Roger Smee MBE

Personal information
- Full name: Roger Guy Smee
- Date of birth: 14 August 1948 (age 77)
- Place of birth: Reading, England
- Position: Forward

Youth career
- Chelsea

Senior career*
- Years: Team / Apps / (Gls)
- 1966–1967: Chelsea / 0 / (0)
- 1967–1970: Reading / 50 / (16)
- 1970: → Chelmsford City (loan) / 12 / (10)
- 1970: Hillingdon Borough
- 1970–1972: Hereford United
- 1972–1973: VG Oostende
- 1973–1974: Reading / 9 / (1)

= Roger Smee =

English footballer

Roger Guy Smee (born 14 August 1948) is an English former footballer who played as a forward.

==Career==
In January 1967, Reading signed Smee from Chelsea, where he had played in the youth set-up. On 3 March 1967, Smee scored on his Reading debut in a 2–0 win against Shrewsbury Town. Smee scored nine goals in 15 appearances in the 1966–67 season following his transfer. Following suffering a broken leg, Smee was deemed surplus to requirements by manager Jack Mansell and dropped down to non-League football, firstly being loaned to Chelmsford City, before signing for Hillingdon Borough and Hereford United.
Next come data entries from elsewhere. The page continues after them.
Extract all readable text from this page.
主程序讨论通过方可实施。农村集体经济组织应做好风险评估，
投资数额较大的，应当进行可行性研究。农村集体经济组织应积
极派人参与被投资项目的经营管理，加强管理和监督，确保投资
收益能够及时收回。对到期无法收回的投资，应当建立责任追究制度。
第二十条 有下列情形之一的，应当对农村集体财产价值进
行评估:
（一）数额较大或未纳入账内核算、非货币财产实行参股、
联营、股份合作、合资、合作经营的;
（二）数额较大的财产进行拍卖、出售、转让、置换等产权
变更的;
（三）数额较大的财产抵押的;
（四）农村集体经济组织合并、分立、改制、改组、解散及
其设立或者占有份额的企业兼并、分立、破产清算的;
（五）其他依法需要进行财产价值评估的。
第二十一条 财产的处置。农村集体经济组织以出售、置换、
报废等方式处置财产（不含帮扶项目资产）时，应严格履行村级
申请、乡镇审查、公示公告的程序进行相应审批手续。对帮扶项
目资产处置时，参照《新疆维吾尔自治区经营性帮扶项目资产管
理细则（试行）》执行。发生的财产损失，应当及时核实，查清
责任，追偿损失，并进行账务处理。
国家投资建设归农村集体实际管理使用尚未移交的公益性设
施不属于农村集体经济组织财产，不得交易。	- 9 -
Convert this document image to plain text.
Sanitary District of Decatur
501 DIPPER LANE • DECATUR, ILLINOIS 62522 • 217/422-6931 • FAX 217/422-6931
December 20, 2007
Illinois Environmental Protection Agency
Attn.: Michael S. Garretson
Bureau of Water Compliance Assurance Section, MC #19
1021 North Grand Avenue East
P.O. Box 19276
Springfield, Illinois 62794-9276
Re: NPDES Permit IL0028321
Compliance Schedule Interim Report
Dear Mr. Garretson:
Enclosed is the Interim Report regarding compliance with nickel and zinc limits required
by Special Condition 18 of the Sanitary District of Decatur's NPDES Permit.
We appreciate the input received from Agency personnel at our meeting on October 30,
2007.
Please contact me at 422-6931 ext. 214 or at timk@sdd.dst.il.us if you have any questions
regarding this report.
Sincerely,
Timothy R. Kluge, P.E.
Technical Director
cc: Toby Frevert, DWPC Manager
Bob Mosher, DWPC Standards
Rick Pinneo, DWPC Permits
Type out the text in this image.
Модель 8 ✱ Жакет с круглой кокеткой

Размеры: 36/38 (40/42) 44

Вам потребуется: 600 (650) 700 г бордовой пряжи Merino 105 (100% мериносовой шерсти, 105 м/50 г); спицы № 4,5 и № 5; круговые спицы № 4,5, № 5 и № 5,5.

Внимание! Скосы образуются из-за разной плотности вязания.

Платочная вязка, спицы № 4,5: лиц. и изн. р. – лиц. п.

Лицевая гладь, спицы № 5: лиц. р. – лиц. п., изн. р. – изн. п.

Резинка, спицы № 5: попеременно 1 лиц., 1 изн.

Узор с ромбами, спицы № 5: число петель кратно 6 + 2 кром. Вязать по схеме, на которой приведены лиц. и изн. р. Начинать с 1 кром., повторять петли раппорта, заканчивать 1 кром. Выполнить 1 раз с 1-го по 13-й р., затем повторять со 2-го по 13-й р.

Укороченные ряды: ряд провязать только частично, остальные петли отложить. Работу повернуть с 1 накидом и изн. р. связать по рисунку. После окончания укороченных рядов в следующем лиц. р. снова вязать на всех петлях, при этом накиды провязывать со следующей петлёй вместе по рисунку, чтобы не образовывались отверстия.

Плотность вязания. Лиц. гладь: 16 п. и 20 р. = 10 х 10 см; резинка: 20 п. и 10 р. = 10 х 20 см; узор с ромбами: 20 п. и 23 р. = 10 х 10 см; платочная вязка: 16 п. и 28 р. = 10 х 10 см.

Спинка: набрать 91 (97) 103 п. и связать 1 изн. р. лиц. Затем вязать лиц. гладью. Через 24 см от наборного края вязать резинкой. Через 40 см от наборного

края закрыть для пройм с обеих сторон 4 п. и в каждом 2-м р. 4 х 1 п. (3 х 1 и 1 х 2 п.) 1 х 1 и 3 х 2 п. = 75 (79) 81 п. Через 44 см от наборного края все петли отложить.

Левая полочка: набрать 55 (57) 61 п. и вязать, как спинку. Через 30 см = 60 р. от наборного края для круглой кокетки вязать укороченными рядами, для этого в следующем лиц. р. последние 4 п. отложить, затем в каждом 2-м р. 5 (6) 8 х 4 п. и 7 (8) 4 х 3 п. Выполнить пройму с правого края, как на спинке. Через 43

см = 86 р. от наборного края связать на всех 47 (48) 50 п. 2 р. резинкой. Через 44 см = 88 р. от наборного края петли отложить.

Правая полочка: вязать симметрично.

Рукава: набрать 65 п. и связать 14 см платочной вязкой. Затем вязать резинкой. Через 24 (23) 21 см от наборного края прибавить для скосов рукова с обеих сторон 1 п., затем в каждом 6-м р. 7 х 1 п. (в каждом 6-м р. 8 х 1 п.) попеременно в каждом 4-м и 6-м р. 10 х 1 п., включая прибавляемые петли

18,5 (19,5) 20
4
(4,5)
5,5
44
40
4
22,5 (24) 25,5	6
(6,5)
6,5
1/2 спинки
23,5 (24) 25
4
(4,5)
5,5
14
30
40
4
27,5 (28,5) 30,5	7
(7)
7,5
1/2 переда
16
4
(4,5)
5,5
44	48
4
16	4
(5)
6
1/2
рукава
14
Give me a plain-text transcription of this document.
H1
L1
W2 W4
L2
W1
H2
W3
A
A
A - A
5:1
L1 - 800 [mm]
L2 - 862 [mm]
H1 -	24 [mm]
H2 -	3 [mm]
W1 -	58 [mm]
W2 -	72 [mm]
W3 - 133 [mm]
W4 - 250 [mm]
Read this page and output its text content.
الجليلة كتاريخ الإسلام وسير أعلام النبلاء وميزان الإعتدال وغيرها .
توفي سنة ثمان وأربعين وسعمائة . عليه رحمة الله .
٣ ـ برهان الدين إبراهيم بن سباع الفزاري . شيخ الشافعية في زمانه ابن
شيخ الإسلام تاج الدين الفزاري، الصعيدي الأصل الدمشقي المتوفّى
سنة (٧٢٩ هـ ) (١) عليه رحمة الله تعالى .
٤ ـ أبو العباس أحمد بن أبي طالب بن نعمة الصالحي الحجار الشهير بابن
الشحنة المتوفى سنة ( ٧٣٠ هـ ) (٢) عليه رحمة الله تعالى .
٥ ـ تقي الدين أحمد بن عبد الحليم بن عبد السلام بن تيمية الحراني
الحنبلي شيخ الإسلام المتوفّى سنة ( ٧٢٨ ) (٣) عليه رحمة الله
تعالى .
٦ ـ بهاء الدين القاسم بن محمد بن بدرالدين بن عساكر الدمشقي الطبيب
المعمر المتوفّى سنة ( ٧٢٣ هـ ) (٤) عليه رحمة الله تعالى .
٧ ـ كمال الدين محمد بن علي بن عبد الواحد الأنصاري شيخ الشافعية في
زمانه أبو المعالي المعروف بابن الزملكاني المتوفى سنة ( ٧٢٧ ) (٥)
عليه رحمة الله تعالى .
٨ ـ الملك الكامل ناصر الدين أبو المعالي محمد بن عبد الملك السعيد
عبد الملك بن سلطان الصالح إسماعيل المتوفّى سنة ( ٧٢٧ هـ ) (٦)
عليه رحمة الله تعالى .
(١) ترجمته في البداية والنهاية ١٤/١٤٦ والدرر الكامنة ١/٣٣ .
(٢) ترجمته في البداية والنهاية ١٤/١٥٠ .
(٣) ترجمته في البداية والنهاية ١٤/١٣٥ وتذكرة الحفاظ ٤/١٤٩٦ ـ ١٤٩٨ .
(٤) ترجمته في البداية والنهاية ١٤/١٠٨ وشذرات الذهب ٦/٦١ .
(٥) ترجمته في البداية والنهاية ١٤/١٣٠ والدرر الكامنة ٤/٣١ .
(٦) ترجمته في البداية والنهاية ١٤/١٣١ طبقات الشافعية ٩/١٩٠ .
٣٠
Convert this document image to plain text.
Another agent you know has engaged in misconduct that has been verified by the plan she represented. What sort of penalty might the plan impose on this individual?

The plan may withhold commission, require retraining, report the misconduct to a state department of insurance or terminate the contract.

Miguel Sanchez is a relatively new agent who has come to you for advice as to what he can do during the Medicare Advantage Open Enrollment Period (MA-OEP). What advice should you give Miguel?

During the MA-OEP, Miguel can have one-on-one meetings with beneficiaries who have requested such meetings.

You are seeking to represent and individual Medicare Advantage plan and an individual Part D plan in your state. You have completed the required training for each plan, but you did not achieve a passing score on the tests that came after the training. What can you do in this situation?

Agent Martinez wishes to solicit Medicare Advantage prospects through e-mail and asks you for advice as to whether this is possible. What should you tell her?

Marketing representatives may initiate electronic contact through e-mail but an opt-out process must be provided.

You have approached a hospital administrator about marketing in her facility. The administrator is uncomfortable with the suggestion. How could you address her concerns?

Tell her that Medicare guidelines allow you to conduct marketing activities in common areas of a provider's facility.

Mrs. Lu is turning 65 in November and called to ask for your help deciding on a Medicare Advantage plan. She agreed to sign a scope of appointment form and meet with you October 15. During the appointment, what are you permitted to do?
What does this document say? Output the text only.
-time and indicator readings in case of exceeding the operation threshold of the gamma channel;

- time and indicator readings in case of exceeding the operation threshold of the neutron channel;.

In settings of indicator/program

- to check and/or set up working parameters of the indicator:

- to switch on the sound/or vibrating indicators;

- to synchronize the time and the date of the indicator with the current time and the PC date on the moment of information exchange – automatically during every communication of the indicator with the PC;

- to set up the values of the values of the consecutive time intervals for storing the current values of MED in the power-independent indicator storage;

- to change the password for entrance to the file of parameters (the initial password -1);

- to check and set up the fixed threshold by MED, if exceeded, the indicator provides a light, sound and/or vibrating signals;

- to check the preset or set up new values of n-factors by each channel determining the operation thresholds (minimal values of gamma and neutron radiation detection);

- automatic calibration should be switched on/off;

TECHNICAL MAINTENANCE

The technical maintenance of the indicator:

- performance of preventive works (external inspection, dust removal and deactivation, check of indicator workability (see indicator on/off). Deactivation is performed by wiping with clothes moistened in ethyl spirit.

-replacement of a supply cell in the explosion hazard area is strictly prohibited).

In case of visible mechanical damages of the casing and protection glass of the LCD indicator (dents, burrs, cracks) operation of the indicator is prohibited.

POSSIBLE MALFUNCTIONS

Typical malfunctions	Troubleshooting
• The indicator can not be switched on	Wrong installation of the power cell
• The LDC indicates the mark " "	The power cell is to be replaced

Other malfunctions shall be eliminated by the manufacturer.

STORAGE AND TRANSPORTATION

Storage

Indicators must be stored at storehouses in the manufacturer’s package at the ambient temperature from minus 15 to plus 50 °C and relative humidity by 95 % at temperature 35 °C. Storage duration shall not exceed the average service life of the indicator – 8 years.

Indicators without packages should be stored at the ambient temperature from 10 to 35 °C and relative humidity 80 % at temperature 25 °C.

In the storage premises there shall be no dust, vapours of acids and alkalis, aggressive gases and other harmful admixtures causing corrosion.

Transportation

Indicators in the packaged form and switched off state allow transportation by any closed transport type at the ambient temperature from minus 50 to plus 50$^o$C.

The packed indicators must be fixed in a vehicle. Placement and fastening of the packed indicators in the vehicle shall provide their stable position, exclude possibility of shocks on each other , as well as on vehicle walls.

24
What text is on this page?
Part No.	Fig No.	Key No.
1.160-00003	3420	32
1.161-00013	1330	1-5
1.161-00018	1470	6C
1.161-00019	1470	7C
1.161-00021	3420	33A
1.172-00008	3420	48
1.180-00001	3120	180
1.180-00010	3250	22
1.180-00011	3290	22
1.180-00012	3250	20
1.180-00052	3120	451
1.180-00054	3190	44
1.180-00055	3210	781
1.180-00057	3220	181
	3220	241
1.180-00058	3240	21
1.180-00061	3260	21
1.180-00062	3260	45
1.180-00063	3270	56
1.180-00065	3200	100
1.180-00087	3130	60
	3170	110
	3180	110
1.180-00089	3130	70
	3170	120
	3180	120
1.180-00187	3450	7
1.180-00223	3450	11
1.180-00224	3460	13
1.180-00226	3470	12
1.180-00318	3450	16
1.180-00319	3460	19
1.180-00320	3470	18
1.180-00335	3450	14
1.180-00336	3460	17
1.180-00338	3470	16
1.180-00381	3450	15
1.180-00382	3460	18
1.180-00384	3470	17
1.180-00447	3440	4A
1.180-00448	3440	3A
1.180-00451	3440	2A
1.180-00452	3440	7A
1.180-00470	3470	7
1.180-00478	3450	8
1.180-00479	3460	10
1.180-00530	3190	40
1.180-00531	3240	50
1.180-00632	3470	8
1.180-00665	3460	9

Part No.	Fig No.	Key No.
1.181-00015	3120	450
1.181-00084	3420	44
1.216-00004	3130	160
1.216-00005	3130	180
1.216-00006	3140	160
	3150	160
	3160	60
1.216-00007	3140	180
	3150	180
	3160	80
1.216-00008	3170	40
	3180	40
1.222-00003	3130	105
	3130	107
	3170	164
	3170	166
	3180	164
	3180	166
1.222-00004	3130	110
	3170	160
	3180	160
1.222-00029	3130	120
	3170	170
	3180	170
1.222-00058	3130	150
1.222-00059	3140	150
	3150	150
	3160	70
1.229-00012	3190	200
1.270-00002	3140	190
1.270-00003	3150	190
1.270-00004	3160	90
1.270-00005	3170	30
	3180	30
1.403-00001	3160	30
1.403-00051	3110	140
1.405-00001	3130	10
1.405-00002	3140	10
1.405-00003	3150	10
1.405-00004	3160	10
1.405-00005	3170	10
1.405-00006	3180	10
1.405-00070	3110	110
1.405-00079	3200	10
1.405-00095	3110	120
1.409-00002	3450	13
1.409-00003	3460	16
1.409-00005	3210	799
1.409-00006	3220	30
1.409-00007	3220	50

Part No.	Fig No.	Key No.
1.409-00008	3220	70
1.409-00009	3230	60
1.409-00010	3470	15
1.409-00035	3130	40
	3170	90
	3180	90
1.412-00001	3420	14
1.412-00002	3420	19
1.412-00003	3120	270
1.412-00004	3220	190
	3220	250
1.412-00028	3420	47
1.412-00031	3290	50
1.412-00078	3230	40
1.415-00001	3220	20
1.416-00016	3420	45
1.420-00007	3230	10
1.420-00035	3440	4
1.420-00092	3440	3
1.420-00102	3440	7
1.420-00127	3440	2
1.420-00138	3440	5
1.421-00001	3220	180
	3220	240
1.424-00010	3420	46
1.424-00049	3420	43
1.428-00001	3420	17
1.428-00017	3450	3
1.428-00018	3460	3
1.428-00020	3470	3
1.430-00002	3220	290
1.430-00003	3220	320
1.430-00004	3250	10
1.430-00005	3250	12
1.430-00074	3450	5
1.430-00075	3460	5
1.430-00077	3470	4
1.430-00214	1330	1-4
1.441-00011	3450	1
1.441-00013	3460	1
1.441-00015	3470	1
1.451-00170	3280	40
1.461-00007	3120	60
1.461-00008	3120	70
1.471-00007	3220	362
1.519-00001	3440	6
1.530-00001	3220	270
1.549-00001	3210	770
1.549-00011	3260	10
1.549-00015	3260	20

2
In 1972, Smee signed for Belgian club VG Oostende, before moving back to Reading, where he made nine further Football League appearances, scoring once.

==Post-playing career==
Following his playing career, Smee moved into business. In May 1983, Oxford United chairman Robert Maxwell announced his intention to acquire a majority shareholding in Reading and merge Reading and Oxford into a club named Thames Valley Royals. Smee and Reading director Roy Tranter opposed such a merger and stopped Maxwell's plans following a boardroom vote at Reading between the Maxwell merger offer and a rival bid headed by Smee. In July 1983, Smee became chairman of Reading. During Smee's time as chairman, Reading reached Wembley for the first time, winning the 1988 Full Members' Cup Final as well as gaining promotion from the Fourth Division in 1983–84, winning the Third Division in 1985–86 and achieving the club's highest finish in 1987. In 1990, Smee was replaced as Reading chairman by John Madejski, as a result of the early 1990s recession.

In 2013, Smee was awarded an MBE for his work with young people in Berkshire.

Smee now spends much of his time on his duties as the President of Berkshire Youth, a youth charity based out of Berkshire that runs youth centres and detached youth work throughout West Berkshire and Reading.